TTT-PLC adapts packet loss concealment in real-time without clean audio
Self-supervised tuning fixes dropped audio packets using only what arrives
Packet loss concealment (PLC) traditionally uses static models to reconstruct missing audio packets. But each call or recording carries unique signal information in the packets that do arrive, which is wasted. To fix this, researchers from Bar-Ilan University propose TTT-PLC, a self-supervised test-time tuning framework that adapts a pretrained PLC model on the fly using only the received audio. The key insight: synthetically mask portions of the available signal, train the model to conceal those masked parts with its native objective, then apply the adapted model to the real packet losses. No clean reference, external data, or architecture changes are needed.

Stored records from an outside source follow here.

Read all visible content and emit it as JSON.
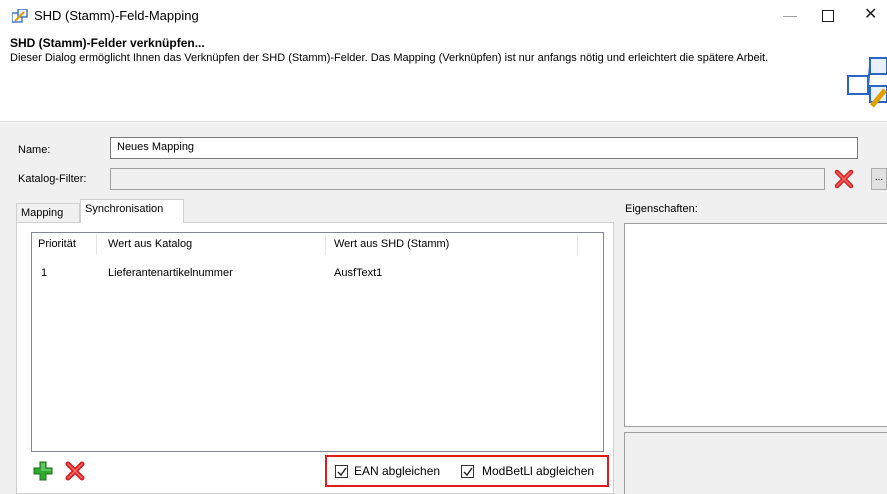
{
  "window": {
    "title": "SHD (Stamm)-Feld-Mapping",
    "min_glyph": "—",
    "close_glyph": "✕"
  },
  "header": {
    "title": "SHD (Stamm)-Felder verknüpfen...",
    "description": "Dieser Dialog ermöglicht Ihnen das Verknüpfen der SHD (Stamm)-Felder. Das Mapping (Verknüpfen) ist nur anfangs nötig und erleichtert die spätere Arbeit."
  },
  "form": {
    "name_label": "Name:",
    "name_value": "Neues Mapping",
    "filter_label": "Katalog-Filter:",
    "filter_value": "",
    "dots_label": "..."
  },
  "tabs": [
    {
      "label": "Mapping"
    },
    {
      "label": "Synchronisation"
    }
  ],
  "list": {
    "columns": [
      "Priorität",
      "Wert aus Katalog",
      "Wert aus SHD (Stamm)"
    ],
    "rows": [
      [
        "1",
        "Lieferantenartikelnummer",
        "AusfText1"
      ]
    ]
  },
  "options": {
    "ean_label": "EAN abgleichen",
    "ean_checked": true,
    "modbet_label": "ModBetLl abgleichen",
    "modbet_checked": true
  },
  "properties": {
    "label": "Eigenschaften:"
  },
  "colors": {
    "highlight": "#e01b1b",
    "add_green": "#2eaa2e",
    "delete_red": "#d42020"
  }
}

TTT-PLC was tested on two public PLC backbones: FRN (a recurrent full-band speech model) and PARCnet (a hybrid autoregressive-neural model for music). In the non-causal setting—where the entire received file is available before reconstruction—the model performs multiple adaptation passes to reach a per-file ceiling. In the causal streaming setting, adaptation runs on past completed blocks only, and updated parameters affect future audio. Results show significant improvement over static baselines, proving that pretrained PLC models don't need to remain frozen at inference time. The paper is under submission to IEEE TASLP.
- Self-supervised adaptation uses only received packets, no clean reference needed
- Tested on FRN (speech) and PARCnet (music) backbones across two deployment modes
- Causal setting allows real-time streaming adaptation without revising past samples
Why It Matters
Real-time audio quality improvement without retraining per call—critical for VoIP and streaming.